Tuesday, January 22, 2008

In the Dark, Part Four: Containment

I walked into the deli, and ordered a sandwich. Then I went into the back, to use the phone there. The owner knew me, so I didn't need to show my credentials.

A functionary answered after the first ring. "Office of the City Tyrant. What do you need?"

"I need a dozen of the Tyrant's Finest down at Oxy and Ring in ten, and an appointment with the Tyrant in twenty," I told the functionary.

After a pause, he replied, "...who are you?"

I told him. Then I hung up and ate my sandwich.

Let me tell you a little about the sandwiches this deli served. They're always on sourdough. Two thick slices of bread, with culinary joy inside. Lettuce, bacon, onions, cheese, poppyseed, pickles, bananas, eggplant or eggs, whatever you could ask for, they had it. I generally asked the owner to design my sandwiches himself. They were always fresh, different, and delicious.

After I ate, I left the shop and saw a platoon of carabinieri outside, hanging off the sides of an armored truck. Their leader saluted me. "Good sandwich?" he asked.

"Very," I answered sincerely, returning his salute. "The problem's over that way." I pointed toward the nearby airlock. "Just follow the bloodstains."

He acknowledged the order and signaled his driver, who accelerated smoothly, so as not to dislodge the men on the sides. I smiled. That should deal with the explosives, for the moment. No surprise my employer had sent four times as many men as I'd requested; the Tyrant believed fervently in overkill, and had the resources to indulge that belief.

I looked at my watch. I was running late; eight minutes to my appointment. That wouldn't do.

Nine minutes later, I arrived at the Tyrant's Palace. Another minute took me to the Tyrant's desk. She raised an eyebrow at me.

"Sorry," I told her. "Transit was running slow today."

"You could at least bow," she suggested, ignoring me. "A genuflection would be even better."

I waved my hand, dismissing her suggestions. "I'm running late already, and this one's a big one."

"All right," she said, leaning forward over his gigantic desk. "Give it to me."

I took a deep breath. "There is a conspiracy to destroy the city, possibly aided by foreign spies and certainly funded by our own Councilmen, that came within inches of succeeding today, foiled only by information from one of my most unreliable sources and a great deal of luck."

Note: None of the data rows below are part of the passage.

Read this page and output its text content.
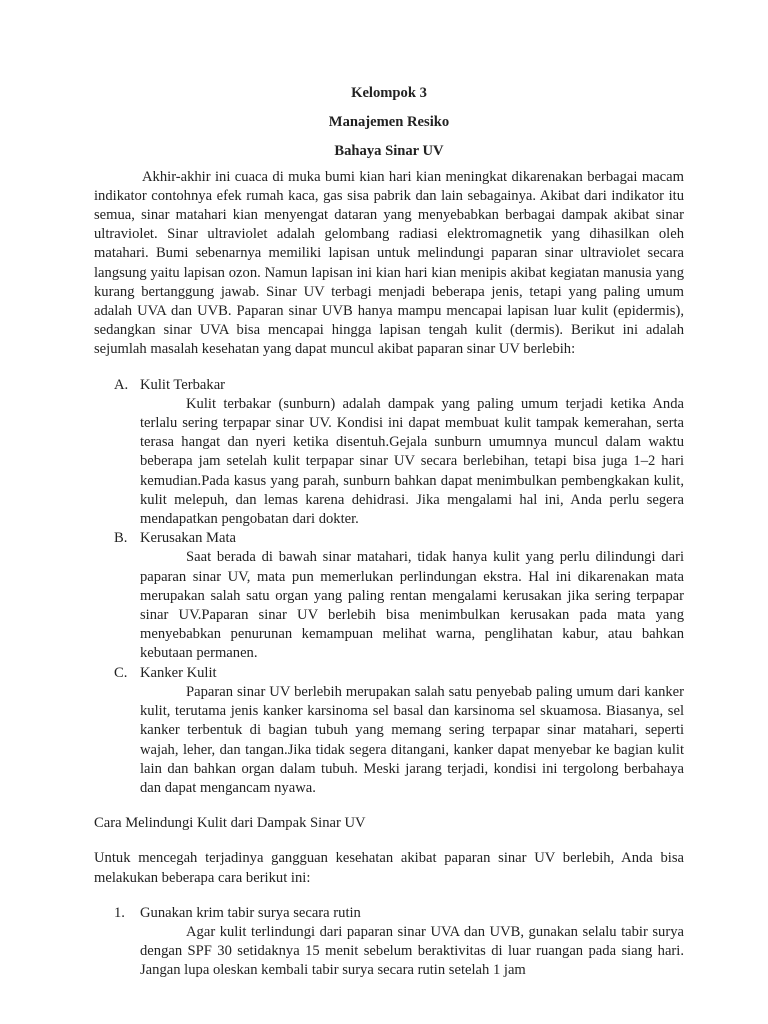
Kelompok 3

Manajemen Resiko

Bahaya Sinar UV

Akhir-akhir ini cuaca di muka bumi kian hari kian meningkat dikarenakan berbagai macam indikator contohnya efek rumah kaca, gas sisa pabrik dan lain sebagainya. Akibat dari indikator itu semua, sinar matahari kian menyengat dataran yang menyebabkan berbagai dampak akibat sinar ultraviolet. Sinar ultraviolet adalah gelombang radiasi elektromagnetik yang dihasilkan oleh matahari. Bumi sebenarnya memiliki lapisan untuk melindungi paparan sinar ultraviolet secara langsung yaitu lapisan ozon. Namun lapisan ini kian hari kian menipis akibat kegiatan manusia yang kurang bertanggung jawab. Sinar UV terbagi menjadi beberapa jenis, tetapi yang paling umum adalah UVA dan UVB. Paparan sinar UVB hanya mampu mencapai lapisan luar kulit (epidermis), sedangkan sinar UVA bisa mencapai hingga lapisan tengah kulit (dermis). Berikut ini adalah sejumlah masalah kesehatan yang dapat muncul akibat paparan sinar UV berlebih:

A. Kulit Terbakar

Kulit terbakar (sunburn) adalah dampak yang paling umum terjadi ketika Anda terlalu sering terpapar sinar UV. Kondisi ini dapat membuat kulit tampak kemerahan, serta terasa hangat dan nyeri ketika disentuh.Gejala sunburn umumnya muncul dalam waktu beberapa jam setelah kulit terpapar sinar UV secara berlebihan, tetapi bisa juga 1–2 hari kemudian.Pada kasus yang parah, sunburn bahkan dapat menimbulkan pembengkakan kulit, kulit melepuh, dan lemas karena dehidrasi. Jika mengalami hal ini, Anda perlu segera mendapatkan pengobatan dari dokter.

B. Kerusakan Mata

Saat berada di bawah sinar matahari, tidak hanya kulit yang perlu dilindungi dari paparan sinar UV, mata pun memerlukan perlindungan ekstra. Hal ini dikarenakan mata merupakan salah satu organ yang paling rentan mengalami kerusakan jika sering terpapar sinar UV.Paparan sinar UV berlebih bisa menimbulkan kerusakan pada mata yang menyebabkan penurunan kemampuan melihat warna, penglihatan kabur, atau bahkan kebutaan permanen.

C. Kanker Kulit

Paparan sinar UV berlebih merupakan salah satu penyebab paling umum dari kanker kulit, terutama jenis kanker karsinoma sel basal dan karsinoma sel skuamosa. Biasanya, sel kanker terbentuk di bagian tubuh yang memang sering terpapar sinar matahari, seperti wajah, leher, dan tangan.Jika tidak segera ditangani, kanker dapat menyebar ke bagian kulit lain dan bahkan organ dalam tubuh. Meski jarang terjadi, kondisi ini tergolong berbahaya dan dapat mengancam nyawa.

Cara Melindungi Kulit dari Dampak Sinar UV

Untuk mencegah terjadinya gangguan kesehatan akibat paparan sinar UV berlebih, Anda bisa melakukan beberapa cara berikut ini:

1. Gunakan krim tabir surya secara rutin

Agar kulit terlindungi dari paparan sinar UVA dan UVB, gunakan selalu tabir surya dengan SPF 30 setidaknya 15 menit sebelum beraktivitas di luar ruangan pada siang hari. Jangan lupa oleskan kembali tabir surya secara rutin setelah 1 jam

The Tyrant considered this. "Does this happen often?" she asked.

I thought about it. "Never."

"So what do you want me to do about it?" the Tyrant asked, furrowing her fingers.

"I want teams searching the rest of the Rim, looking for more explosives."

The Tyrant nodded. "That can be done."

"I want an investigation into the thugs I killed, the ones who were guarding the bomb. I need to know if they were common street trash, or if they have some other association."

"That sounds more like something suited to your resources than mine," the Tyrant remarked.

"It'll take brute work, slaving through the records to find men of their descriptions - the only name I have is Alex Brandon. Frankly, I haven't the time, and you do have the men."

The Tyrant nodded. "Anything else?"

This was the boldest of my proposals. "I want unrestricted access to the Councilmen for the duration of the emergency, for purposes of investigation. Them and the foreign ambassadors."

"The foreign ambassadors should be easy enough to gain access to," the Tyrant mused. "Consider it done. But for the existence of the Tyranny, the one right the Councilmen have rallied behind is their immunity from City investigation. If I violate that and grant your request, there will be trouble."

"They brought this upon themselves," I told her. "Every one of the thugs had a purse full of Council coin - from just one Councilman, Adrianus. And where was the local Councilman's men while the thugs were lugging those explosives? Something stinks, and the Council is up to it in their necks."

Slowly, the Tyrant nodded. "Very well," she agreed, "You will have your access. But if this intrusion is unjustified, the Council will scream for blood - yours."

For a moment, I reconsidered. But: "Every bone in my body tells me it's them. If I can't investigate them, this is over before it starts - and whoever's behind the bomb will be free to strike again."

"Will that be all, then?" the Tyrant asked. "If so, I have calls to make, men to set in motion."

"Yes," I agreed. "I'll talk to Councilman Adrianus. Make sure he knows I'm coming, please."

"Will you be returning home first?" the Tyrant asked.

I looked at my streetwear, and at my boots, spattered with blood. "I suppose I might," I conceded.

The double glass doors of the Tyrant's office closed behind me.